5. lq9AJ8yrfs ◴[] No.44382403[source]
> It is a self policying system that require some level of cooperation.

How hard is it to obtain one of these certificates as a bot?

What you are describing though is possibly comparable to Privacypass.

Apple seems to be on board with Privacypass, perhaps they'll include a digital voucher of some kind with their devices and that presumably contributes to old devices getting worse as the voucher is spent down.

Just imagine if the whole web can contribute to planned obsolescence and you can pay for a fast, hassle free internet experience again just by buying a new phone.

And then you can dump the old ones on eBay for cheap as long as you don't plan on using them to access online services.
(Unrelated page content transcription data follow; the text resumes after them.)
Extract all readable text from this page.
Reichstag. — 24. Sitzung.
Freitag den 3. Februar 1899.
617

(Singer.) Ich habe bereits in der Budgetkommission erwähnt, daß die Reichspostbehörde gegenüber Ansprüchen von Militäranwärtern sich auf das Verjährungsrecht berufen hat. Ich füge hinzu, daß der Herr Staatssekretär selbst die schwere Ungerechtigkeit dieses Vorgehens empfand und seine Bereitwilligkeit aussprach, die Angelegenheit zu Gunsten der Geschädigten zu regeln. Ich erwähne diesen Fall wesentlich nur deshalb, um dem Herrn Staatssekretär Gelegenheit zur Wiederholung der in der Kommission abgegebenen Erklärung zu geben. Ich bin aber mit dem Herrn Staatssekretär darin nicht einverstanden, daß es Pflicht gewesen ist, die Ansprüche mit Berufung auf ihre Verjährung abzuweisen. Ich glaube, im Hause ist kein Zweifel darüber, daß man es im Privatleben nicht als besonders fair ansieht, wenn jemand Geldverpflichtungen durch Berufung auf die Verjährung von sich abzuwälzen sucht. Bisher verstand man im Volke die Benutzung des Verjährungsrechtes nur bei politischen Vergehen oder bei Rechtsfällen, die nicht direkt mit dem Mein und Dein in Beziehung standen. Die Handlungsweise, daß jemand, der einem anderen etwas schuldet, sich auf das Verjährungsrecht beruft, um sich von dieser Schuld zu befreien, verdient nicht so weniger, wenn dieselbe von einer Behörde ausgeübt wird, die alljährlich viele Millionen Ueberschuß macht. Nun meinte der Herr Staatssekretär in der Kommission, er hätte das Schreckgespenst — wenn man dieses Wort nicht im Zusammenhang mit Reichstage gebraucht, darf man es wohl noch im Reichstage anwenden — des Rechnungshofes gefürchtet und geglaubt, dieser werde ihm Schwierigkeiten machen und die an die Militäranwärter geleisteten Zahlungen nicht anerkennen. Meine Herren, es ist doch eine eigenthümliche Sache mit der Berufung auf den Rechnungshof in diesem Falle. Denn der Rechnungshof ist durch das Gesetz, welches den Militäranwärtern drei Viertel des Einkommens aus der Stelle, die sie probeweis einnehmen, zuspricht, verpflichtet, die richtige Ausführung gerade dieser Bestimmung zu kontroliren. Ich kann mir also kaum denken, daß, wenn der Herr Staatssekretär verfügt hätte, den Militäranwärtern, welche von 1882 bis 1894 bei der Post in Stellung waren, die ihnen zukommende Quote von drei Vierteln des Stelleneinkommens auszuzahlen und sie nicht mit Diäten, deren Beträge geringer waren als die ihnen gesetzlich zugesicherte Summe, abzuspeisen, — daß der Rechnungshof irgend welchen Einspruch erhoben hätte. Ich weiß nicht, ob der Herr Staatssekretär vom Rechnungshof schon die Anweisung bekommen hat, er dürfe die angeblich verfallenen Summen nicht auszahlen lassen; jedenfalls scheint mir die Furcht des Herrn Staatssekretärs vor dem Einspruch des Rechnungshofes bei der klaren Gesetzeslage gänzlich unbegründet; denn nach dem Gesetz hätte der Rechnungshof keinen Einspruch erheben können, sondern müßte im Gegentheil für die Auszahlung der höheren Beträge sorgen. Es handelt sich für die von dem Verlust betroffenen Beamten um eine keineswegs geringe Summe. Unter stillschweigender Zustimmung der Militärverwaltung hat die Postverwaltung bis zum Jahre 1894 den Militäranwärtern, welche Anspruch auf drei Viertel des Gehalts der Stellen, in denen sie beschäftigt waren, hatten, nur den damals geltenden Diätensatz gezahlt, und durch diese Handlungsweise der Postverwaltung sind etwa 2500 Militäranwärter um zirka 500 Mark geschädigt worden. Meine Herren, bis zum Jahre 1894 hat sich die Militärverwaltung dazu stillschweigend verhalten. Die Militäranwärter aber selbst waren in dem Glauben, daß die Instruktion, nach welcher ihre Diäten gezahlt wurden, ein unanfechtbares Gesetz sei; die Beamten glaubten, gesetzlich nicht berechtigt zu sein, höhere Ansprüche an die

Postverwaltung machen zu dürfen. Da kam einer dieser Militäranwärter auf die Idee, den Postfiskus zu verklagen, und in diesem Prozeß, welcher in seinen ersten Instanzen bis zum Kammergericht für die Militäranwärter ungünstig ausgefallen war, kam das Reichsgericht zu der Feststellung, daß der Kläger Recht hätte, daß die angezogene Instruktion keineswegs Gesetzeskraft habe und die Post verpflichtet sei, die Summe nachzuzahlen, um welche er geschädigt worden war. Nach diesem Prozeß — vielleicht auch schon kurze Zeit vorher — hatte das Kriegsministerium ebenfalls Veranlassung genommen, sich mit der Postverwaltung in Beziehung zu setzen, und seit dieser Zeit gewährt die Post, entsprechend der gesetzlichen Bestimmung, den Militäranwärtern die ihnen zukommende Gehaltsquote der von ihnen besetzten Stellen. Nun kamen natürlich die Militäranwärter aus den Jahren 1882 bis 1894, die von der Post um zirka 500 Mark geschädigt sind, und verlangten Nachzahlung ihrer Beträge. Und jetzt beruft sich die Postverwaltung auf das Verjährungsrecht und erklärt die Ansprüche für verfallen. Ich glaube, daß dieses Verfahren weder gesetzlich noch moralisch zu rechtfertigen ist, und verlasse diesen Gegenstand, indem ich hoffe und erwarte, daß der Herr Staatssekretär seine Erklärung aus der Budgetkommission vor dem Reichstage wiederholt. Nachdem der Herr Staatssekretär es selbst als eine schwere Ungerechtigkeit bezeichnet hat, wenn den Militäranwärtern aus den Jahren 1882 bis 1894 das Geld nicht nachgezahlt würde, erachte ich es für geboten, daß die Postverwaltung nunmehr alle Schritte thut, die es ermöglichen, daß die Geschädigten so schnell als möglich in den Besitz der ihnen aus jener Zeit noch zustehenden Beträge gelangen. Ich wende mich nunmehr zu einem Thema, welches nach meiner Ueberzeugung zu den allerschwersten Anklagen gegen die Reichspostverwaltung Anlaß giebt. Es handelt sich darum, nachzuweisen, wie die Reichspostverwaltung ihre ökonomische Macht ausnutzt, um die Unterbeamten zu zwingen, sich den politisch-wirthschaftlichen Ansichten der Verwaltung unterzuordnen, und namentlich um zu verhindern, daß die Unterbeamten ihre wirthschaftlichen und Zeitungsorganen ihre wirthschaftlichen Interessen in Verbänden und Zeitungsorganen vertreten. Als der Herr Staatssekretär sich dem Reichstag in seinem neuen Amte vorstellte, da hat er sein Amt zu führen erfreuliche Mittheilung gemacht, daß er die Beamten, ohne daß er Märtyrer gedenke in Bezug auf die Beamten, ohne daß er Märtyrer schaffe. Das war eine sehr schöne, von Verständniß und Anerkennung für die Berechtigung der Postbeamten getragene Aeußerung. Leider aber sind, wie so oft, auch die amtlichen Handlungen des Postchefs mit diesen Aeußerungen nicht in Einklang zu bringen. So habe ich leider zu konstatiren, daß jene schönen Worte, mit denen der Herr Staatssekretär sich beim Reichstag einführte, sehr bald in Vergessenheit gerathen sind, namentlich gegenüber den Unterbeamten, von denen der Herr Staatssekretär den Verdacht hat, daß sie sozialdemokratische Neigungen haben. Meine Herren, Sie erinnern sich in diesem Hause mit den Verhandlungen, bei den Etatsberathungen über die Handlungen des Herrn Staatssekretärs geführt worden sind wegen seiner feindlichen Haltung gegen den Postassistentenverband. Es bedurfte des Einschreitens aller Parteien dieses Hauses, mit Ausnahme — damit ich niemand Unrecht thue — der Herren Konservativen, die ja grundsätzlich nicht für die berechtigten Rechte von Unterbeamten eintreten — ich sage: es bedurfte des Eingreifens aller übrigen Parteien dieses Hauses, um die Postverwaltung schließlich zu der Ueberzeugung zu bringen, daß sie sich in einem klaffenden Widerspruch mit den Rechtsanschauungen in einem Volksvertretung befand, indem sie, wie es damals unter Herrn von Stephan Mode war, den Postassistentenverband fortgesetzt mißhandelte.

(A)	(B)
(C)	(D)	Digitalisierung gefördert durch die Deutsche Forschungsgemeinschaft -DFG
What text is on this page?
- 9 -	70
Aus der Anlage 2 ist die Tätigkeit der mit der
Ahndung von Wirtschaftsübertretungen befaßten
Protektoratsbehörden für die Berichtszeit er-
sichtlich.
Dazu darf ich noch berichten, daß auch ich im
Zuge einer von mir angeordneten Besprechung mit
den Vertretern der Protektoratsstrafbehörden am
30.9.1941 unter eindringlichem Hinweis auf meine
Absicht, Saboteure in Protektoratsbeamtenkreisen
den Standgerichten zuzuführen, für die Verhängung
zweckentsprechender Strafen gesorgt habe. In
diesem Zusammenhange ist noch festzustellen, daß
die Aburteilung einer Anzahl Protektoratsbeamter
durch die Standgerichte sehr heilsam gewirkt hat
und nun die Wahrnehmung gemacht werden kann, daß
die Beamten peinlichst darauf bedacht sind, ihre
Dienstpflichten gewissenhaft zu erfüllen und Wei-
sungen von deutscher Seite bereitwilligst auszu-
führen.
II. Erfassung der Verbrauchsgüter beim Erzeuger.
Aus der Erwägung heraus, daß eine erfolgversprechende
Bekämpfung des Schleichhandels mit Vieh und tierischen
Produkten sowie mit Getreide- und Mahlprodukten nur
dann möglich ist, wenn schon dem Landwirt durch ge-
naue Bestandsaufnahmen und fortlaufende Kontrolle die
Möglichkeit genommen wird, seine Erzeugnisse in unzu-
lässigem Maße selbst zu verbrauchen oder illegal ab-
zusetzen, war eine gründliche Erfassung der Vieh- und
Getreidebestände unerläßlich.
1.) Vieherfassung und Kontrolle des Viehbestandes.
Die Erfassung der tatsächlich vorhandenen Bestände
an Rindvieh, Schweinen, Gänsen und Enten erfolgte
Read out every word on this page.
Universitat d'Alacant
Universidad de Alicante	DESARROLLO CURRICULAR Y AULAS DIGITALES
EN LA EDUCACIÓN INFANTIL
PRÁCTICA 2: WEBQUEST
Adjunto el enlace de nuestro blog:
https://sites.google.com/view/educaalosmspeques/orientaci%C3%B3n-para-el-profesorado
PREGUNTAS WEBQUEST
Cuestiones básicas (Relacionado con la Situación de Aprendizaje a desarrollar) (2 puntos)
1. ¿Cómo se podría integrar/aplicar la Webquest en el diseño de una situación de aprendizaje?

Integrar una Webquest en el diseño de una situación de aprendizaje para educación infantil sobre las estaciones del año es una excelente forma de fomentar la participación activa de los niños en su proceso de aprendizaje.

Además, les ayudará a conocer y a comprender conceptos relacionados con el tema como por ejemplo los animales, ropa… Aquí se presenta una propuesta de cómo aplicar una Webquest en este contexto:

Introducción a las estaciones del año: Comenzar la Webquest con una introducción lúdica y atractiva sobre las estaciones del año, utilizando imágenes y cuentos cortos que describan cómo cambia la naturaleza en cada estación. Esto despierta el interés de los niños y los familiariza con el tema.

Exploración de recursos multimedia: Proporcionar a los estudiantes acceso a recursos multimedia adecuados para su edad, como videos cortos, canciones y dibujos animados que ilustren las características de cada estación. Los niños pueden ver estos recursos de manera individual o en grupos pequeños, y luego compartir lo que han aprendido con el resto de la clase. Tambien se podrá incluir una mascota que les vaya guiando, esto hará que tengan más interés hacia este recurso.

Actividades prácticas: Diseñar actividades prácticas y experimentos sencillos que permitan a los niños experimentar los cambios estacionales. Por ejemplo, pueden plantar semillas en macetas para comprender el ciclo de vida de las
Unless you are willing to settle for basic economy web experience.

6. awb ◴[] No.44382406[source]
PageRank worked well for Google for a long time. This sounds like an adaptation of that that’s interesting to consider.
7. driverdan ◴[] No.44383816[source]
Absolutely not. You should not want a service to do privacy invasive cross site tracking like that.
replies(1): >>44387305 #
8. dadoum ◴[] No.44387305[source]
There are cryptography primitives allowing you to privately make an intersection of the certificates you have and the providers the site would trust and compute a kind of score while not exposing any of your certificates or which providers trusted you amongst them. (the only thing is that a website could extract the knowledge that one specific provider trusted you if they only trust one, but that could probably be fixed with a better protocol that the one I have in mind).
9. jefftk ◴[] No.44387374[source]
> How about a reputation system where users bring proof that other websites haven't found them abusive.

If you're not careful something like that can subvert the efforts to reduce cross-site tracking, but you can do resolve this with thoughtful cryptography: https://privacysandbox.google.com/protections/private-state-...

10. calmoo ◴[] No.44396384[source]
Good in theory, Orwellian in practice.